I counted instruction cycles and added to the above in <> brackets
(m0+ instruction set: http://infocenter.arm.com/help/index.jsp?topic=/com.arm.doc.ddi0432c/index.html)
To check my clock period I added 10 „nop“s and found it to be about 47.7ns.
So from the code without nops the 717ns is equavilent to 15 cycles and 618 is equavilent to 13 cycles
Low period: Counting cycles from line 552 (pin set low) to line 560 (pin set high) í count (my comments in the <> prackets) 11 cycles when scope said 13.
High period: counting cycles from line 560 to 552 i find 14 cycles but scope says 15
I have read that the m0+ processor has a 2 stage pipeline. Due to it I thought maybe the four 2 cycle instructions in row at line 548 to 54e would actually execute on every cycle and thus my actual program would be faster than the cycles for each instruction. But what I experience is the opposite, my code is slower than predicted.

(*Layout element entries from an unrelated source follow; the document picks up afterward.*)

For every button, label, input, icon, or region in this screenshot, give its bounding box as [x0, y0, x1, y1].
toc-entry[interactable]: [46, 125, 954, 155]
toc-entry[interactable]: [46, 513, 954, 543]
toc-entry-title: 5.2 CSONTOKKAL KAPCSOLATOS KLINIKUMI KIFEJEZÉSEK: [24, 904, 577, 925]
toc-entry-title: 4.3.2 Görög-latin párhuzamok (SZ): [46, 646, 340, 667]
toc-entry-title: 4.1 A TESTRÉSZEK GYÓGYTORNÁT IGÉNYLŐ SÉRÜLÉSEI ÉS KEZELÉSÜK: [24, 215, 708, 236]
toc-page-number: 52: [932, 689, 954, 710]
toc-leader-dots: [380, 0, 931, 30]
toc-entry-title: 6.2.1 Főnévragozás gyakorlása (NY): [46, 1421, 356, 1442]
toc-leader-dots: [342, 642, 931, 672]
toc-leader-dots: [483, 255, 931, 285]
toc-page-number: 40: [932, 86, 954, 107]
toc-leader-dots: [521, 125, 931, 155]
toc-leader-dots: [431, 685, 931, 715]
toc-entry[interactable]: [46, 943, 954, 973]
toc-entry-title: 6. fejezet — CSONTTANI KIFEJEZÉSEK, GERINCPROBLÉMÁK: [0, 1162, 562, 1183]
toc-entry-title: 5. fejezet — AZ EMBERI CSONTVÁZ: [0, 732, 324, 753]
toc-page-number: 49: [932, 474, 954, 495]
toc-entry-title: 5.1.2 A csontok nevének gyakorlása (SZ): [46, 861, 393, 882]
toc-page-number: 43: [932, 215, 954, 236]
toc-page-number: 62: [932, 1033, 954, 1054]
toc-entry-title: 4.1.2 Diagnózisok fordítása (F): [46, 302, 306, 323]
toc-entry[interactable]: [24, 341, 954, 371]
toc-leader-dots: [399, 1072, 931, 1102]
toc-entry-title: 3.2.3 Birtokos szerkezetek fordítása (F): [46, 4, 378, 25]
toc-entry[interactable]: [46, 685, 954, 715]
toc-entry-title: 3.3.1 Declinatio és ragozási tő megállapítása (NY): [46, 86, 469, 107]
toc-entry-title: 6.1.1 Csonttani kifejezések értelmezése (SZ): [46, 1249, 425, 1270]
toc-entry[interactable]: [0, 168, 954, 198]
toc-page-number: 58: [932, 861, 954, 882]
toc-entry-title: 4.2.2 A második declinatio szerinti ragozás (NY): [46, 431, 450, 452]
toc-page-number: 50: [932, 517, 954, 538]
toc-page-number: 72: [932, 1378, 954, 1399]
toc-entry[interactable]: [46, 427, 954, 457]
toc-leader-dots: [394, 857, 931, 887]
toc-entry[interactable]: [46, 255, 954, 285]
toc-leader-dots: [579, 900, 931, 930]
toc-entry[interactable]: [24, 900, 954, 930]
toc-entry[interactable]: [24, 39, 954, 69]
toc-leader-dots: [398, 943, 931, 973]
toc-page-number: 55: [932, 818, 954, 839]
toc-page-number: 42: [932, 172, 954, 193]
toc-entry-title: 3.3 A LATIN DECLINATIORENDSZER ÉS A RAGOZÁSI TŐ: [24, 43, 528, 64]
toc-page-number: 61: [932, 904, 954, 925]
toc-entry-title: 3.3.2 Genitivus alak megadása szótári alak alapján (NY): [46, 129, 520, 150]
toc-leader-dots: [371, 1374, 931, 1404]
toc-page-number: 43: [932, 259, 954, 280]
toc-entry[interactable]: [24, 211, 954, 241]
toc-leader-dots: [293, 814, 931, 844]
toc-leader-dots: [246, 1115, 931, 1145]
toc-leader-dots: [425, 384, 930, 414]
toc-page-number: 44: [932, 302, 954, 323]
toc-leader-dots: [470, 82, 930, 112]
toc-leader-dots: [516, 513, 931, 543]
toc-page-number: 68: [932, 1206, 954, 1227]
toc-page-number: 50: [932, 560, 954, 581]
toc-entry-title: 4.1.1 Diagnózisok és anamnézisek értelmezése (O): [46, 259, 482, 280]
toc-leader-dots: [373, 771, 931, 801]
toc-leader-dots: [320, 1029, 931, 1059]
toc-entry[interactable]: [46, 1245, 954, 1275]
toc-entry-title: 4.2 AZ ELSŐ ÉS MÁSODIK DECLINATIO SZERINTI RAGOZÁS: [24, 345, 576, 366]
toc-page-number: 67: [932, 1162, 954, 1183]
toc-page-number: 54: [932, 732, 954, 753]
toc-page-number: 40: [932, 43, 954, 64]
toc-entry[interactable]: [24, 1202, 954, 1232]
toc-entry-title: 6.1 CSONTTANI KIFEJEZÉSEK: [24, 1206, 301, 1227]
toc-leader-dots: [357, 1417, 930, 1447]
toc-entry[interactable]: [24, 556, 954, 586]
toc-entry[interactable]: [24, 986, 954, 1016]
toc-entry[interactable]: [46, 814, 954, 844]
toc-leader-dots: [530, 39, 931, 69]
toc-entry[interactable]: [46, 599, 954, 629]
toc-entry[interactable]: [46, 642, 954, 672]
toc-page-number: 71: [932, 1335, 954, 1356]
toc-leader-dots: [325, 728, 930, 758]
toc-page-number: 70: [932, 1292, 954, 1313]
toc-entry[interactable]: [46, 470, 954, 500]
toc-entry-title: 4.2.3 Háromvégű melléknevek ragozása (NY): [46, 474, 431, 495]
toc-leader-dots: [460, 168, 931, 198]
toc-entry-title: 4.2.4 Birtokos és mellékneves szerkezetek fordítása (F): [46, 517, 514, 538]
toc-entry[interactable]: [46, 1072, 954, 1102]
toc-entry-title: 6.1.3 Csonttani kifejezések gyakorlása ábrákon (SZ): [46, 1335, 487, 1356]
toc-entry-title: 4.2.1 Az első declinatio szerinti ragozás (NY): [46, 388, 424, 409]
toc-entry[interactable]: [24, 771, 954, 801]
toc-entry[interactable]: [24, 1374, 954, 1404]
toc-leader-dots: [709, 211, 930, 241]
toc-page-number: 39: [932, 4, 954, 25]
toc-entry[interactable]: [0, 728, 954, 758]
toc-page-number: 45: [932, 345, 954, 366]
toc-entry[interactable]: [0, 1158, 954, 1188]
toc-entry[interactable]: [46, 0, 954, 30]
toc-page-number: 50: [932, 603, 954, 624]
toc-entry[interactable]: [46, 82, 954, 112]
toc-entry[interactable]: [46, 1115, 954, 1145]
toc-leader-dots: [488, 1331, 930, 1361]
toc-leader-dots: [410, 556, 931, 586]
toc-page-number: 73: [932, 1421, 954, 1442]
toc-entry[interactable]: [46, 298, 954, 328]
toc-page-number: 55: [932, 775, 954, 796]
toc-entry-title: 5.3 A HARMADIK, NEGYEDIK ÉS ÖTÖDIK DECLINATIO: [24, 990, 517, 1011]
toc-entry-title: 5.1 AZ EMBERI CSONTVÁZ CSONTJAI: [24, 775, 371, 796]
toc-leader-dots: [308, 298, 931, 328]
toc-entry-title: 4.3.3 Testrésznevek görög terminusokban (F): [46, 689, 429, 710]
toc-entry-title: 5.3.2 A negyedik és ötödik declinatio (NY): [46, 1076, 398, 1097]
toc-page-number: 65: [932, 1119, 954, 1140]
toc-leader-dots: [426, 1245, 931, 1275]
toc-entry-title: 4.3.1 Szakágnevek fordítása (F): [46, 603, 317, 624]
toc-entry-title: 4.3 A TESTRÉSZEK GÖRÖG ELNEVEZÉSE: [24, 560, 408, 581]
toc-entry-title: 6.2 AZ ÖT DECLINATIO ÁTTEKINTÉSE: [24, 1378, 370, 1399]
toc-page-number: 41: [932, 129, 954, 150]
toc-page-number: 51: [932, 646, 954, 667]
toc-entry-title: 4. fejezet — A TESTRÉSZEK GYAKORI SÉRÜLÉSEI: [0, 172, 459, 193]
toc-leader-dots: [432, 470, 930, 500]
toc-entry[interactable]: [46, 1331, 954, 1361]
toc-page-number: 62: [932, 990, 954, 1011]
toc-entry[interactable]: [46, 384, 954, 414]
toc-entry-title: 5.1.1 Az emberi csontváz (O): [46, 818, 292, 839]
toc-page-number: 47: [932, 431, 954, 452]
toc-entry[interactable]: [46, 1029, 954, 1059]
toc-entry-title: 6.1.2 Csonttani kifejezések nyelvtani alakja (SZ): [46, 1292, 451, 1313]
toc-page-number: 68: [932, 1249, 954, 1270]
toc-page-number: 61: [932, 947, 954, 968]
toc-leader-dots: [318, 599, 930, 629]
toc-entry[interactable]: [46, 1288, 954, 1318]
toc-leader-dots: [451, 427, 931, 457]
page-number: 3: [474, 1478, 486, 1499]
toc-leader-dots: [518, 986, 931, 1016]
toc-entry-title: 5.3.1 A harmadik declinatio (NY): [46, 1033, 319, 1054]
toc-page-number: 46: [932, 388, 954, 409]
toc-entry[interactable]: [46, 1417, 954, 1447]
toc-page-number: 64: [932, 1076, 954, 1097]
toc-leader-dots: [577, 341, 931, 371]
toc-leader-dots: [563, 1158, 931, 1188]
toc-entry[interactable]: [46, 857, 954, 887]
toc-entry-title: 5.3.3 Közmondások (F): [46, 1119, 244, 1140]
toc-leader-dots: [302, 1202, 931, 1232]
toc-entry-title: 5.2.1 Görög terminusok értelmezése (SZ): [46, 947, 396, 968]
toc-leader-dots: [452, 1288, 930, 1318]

I did some experiments and found that putting in one "ldr r3, [pc, #36]" instruction (inline assembly) to the c-code prolonged the time by time comparable to two cycles and adding two "ldr r3, [pc, #36]" in a row added four cycles. Could it be that the cycle count is given taking into account the two stage pipeline and expecting linear execution?
The Freescale Kinetis processors are said to have no wait states so that should not cause the slow down.
I was not able to test the length of all the instructions on my assembly output due to a strange problem: when I put in to my c-code the following: "__asm("orrs r2,r1"); I got the message that this instruction was not supported in Thumb16 mode - but I can see the instruction in my assembly above???
When I saw your post I realized that the time difference from my cycle counting to the output measured could be due to bus access. Do you think that could be the case here?
Again, I would be very happy for any comment.
In the last trace, the signal you see is the core clk which is the maximum speed while the NVIC module runs at the bus clk frequency [half the core speed], This is the reason you are observing 24 clk cycles between the interruption trigger and the interruption response.
the last trace is the TRACE_CLKOUT, it is the half of clock source. As you can see here.
And the NVIC run at System clock not at Bus clock...
There is someone that can help me to undertand why the latency is too big than 12 cycles?